Only a few old functionaries have prospered since unification. Hartmut Lehmann, a veteran engineer with the Transport Ministry, made plans in 1989 to start a construction business in Hungary where, he says, "capitalist trends had already begun." Unification changed his mind: he stayed at home to found Economy & Market, a monthly journal aimed at eastern Germany's new entrepreneurs, and a construction firm with 200 workers. He recently bought the old East German trade-union newspaper Tribune for a mere $85,000, converted it into a nonpolitical daily and moved to make it more efficient and profitable by replacing its typewriters with Apple computers.

Some of the east's economic managers have found new careers with western firms eager to exploit their expertise. One of the most politically influential factory chiefs, Heinz Warzecha of the machine-tool manufacturing company Kombinat "October 7," is a managerial consultant for the Munich- based Trebag AG.

The renamed Party of Democratic Socialism, which espouses socialism but disavows communism, remains the largest political organization in the five eastern states even though it has a mere 17 votes in the 663-seat Bundestag. ) Dietmar Keller is one of only two members of the former government who are serving as P.D.S.deputies in the Bundestag. "I've never had it so good," he says of unification, but adds that representing a party with an unsavory past can sometimes be painful. "We are treated like criminals ((in the Bundestag))," he says, "as if we are responsible for everything that went wrong in East Germany.

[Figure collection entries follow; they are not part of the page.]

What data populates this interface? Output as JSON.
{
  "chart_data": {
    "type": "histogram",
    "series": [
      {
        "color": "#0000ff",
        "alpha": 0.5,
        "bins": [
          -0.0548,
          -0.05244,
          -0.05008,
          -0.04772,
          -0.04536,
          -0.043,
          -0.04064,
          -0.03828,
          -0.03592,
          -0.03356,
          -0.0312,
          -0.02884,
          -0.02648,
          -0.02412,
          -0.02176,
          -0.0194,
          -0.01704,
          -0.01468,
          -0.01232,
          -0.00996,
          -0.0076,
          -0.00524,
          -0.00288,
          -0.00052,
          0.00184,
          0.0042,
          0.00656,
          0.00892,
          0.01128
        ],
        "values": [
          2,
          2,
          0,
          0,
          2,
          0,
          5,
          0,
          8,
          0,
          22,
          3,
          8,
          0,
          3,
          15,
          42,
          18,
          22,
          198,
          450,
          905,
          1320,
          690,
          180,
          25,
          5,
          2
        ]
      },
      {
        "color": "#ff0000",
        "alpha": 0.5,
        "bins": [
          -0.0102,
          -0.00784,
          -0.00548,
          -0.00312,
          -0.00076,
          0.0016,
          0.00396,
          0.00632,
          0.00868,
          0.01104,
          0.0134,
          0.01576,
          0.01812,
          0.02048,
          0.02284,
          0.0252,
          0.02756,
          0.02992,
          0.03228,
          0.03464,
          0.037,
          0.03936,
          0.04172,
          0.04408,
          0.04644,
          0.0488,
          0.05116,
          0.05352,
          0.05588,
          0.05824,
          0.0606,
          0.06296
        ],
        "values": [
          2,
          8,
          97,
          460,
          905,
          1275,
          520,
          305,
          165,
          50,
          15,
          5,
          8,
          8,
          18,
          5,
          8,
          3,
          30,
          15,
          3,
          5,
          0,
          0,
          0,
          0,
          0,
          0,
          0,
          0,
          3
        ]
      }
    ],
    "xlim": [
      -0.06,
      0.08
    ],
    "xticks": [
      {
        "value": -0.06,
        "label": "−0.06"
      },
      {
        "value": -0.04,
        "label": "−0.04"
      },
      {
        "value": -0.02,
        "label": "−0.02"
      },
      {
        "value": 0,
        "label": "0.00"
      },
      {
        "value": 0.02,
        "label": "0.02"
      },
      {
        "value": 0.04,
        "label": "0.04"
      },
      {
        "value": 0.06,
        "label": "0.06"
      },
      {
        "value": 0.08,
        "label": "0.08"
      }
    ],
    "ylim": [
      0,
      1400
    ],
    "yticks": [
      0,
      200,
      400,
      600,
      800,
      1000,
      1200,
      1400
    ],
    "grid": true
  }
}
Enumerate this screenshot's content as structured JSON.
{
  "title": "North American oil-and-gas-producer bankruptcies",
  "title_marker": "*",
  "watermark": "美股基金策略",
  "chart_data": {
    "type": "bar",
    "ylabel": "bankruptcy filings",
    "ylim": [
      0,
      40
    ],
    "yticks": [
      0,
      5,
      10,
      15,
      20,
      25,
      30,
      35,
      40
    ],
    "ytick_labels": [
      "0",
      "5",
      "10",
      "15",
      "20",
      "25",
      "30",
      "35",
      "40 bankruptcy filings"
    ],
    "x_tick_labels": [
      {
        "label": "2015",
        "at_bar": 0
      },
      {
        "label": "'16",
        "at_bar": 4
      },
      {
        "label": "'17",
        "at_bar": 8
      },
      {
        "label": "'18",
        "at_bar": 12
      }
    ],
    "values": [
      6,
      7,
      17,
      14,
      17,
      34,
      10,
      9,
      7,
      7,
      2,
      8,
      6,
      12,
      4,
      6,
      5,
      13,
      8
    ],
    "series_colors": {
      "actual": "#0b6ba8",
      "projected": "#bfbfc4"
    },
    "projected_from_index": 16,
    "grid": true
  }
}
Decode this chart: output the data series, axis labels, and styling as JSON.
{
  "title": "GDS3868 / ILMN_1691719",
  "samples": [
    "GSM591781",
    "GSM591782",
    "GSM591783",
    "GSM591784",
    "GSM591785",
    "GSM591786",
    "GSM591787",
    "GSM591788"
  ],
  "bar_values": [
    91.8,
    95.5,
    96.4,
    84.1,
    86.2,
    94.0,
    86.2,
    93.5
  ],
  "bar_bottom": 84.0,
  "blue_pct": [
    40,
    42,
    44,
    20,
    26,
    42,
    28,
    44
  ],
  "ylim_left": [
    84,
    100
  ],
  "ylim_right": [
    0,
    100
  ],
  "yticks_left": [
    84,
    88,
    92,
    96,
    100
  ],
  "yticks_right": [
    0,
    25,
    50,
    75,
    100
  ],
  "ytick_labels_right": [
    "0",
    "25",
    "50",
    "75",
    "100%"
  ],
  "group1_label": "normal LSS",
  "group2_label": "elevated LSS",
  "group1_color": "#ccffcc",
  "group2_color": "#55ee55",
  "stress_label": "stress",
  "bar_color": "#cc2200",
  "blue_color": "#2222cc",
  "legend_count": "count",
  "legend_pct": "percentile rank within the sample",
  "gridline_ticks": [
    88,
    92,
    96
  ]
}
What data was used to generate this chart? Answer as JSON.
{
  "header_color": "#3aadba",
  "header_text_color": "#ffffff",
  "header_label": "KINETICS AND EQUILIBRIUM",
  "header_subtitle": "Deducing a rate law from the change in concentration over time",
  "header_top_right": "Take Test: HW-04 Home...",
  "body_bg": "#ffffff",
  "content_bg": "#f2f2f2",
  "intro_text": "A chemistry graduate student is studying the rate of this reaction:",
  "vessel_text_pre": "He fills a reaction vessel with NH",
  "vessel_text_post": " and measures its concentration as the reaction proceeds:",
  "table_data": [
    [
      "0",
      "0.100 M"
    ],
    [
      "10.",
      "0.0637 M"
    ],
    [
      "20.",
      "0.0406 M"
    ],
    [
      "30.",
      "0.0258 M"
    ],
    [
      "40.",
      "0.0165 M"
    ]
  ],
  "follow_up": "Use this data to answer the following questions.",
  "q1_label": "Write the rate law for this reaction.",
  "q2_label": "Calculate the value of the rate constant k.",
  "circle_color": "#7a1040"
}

No matter what you say, you are interrupted by catcalls. I think I have shown more courage and dignity than some of those insulting me."

Egon Krenz, who succeeded Honecker as communist leader for 50 tumultuous days in 1989, contends that "not all 2.3 million party members were villains." If Germany opts to deal with them only through Ausgrenzung, he says, "we will never have a peaceful unification." Krenz is a victim of that policy, although some might argue that he had it coming. Both he and Keller fear that the shunning -- combined with hardships caused by the collapse of the socialist economy -- could encourage a popular tide of nostalgia for the good old, bad old days. Politically, of course, there is no going back. But the mood of disenchantment could leave an unpleasant pall over the ongoing struggle to build a unified Germany.